Sometimes, healing comes disguised as trauma. Sometimes, absence teaches us presence.

📖 [Part 2 – The Turning Point | Minute 5–8]

My breakdown became a breakthrough. I left the traditional system and flew to Bali, chasing stillness.
Not the kind of stillness you find in a yoga pose—but the kind that comes when the noise finally stops inside your head.

I stopped trying to fix myself.
I started asking better questions:

  • What if health wasn’t something you achieved
 but something you returned to?
  • What if medicine wasn’t in a bottle, but in your breath, your boundaries, your beliefs?

That became the beginning of the SelfCare movement.


📚 [Part 3 – The 8-Year Journey | Minute 8–12]

I didn’t write a book.
The book wrote me.

What began as a passion project became an 8-year odyssey through doubt, betrayal, courage, and clarity.

The first version failed. The second was never published. The third? Burned it down.
Why? Because the medicine wasn’t ready. I wasn’t ready.

It took heartbreak, legal threats, and walking away from a co-founded retreat center to learn a truth I now live by:

You can’t give what you haven’t embodied.

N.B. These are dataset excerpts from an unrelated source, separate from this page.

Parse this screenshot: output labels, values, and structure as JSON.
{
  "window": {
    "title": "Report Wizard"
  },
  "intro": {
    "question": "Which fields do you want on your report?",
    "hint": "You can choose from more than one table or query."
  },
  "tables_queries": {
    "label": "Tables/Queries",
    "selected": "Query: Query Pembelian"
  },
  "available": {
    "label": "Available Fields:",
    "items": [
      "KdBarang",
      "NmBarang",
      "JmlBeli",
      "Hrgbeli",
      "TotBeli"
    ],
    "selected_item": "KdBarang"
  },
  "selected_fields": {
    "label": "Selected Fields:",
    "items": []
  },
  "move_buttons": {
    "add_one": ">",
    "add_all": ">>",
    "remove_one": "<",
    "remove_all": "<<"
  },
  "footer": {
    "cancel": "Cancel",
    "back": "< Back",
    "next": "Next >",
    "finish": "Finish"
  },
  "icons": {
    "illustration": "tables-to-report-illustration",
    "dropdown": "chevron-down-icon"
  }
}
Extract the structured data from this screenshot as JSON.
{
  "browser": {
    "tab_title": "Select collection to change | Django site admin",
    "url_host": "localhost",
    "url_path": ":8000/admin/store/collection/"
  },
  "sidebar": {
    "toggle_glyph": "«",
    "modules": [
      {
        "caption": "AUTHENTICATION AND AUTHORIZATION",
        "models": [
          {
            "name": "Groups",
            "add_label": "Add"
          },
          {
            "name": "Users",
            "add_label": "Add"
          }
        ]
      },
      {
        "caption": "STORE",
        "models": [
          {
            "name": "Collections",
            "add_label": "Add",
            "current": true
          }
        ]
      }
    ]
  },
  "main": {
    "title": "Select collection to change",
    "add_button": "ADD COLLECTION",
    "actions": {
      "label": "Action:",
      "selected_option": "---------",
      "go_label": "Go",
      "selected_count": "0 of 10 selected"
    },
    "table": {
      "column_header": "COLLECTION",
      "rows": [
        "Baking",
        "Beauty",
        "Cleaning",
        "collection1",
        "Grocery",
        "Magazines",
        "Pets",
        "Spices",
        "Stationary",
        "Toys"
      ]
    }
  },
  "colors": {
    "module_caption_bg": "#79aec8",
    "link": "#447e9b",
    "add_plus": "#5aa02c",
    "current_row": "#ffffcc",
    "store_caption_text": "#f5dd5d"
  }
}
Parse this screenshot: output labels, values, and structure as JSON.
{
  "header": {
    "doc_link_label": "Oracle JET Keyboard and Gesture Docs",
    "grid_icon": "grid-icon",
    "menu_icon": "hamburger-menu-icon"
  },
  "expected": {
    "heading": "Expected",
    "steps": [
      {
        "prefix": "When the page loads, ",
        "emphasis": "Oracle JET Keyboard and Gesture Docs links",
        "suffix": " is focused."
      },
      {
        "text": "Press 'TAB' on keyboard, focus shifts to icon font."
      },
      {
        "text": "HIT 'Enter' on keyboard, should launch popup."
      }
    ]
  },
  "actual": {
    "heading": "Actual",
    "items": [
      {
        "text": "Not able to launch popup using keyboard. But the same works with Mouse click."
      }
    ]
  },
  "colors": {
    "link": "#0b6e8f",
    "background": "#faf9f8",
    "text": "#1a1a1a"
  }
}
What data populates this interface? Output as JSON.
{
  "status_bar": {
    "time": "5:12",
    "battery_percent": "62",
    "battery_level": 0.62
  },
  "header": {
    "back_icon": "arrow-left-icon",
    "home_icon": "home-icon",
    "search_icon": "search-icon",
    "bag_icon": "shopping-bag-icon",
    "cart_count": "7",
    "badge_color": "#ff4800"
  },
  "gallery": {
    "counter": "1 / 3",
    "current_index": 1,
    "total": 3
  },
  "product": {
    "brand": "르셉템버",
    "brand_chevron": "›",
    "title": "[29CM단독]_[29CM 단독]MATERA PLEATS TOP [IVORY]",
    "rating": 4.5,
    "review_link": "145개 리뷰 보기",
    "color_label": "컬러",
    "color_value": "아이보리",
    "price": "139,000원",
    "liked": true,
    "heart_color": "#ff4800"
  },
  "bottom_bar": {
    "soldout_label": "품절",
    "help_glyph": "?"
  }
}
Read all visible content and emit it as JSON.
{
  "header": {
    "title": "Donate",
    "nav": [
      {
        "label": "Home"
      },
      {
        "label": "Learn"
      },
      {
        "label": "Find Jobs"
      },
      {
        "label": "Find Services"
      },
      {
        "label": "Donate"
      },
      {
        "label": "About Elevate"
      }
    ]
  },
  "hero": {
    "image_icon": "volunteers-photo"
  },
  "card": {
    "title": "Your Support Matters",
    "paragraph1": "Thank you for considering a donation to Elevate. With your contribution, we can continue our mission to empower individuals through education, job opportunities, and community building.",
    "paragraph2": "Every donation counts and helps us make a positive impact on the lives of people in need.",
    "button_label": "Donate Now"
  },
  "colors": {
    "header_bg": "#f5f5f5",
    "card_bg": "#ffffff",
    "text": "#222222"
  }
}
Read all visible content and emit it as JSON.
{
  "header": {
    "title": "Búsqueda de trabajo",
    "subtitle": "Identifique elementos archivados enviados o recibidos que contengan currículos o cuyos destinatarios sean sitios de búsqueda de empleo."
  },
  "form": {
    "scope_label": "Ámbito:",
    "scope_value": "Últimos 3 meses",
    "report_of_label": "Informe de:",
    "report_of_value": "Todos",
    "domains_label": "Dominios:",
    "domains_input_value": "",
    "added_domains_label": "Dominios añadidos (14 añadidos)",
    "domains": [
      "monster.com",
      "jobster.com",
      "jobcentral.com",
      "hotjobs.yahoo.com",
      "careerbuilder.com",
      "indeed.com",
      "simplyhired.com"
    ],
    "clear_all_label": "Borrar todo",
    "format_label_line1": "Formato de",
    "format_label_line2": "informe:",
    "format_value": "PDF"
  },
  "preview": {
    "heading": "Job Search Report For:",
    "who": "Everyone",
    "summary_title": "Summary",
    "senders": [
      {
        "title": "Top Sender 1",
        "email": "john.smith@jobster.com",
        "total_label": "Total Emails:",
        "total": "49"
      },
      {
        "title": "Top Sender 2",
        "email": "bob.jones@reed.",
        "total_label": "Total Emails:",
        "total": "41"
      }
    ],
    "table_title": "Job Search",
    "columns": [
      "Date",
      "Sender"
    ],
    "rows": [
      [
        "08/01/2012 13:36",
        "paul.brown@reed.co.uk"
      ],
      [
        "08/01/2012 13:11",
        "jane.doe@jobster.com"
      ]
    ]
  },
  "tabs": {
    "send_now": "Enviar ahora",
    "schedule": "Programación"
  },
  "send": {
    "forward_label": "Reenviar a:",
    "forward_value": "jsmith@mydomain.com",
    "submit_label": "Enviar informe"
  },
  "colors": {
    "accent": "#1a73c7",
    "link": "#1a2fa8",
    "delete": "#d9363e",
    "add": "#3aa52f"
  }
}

And when I launched the final version? Quiet. Sacred. Surrounded by the same people who were there at the beginning—only now, something was different.

I wasn’t trying to prove anything anymore. I was simply offering a bridge—from my story to yours.


đŸŒ± [Part 4 – The Framework | Minute 12–15]

So, what did I learn?

Three truths:

  1. We don’t need fixing. We need remembering.
  2. Health isn’t external. It’s the result of living in alignment—with nature, self, and each other.
  3. Your life is the medicine. Your pain? Purpose. Your trauma? Teaching. Your chaos? Catalyst.

The SelfCare framework became 12 Medicines—sleep, breath, movement, connection, meaning—woven into daily life.
Not just for me. But for a community now growing in over 30+ countries. Grassroots. Real people. Real change.


🌍 [Part 5 – The Invitation | Minute 15–18]

I didn’t come here to tell you my story.

I came to remind you of yours.

You’ve already lived through something that would break most people—and you’re still here.

What if your medicine was born in the mess?
What if your gift to the world
 was the thing you once tried to hide?

We don’t need another guru, program, or pill.

We need spaces that feel like home.
We need stories that remind us we’re not alone.
We need leaders who are real, not perfect.

I’m not here to save you.

I’m just here to say:

You are the medicine.

And the world is waiting for your story.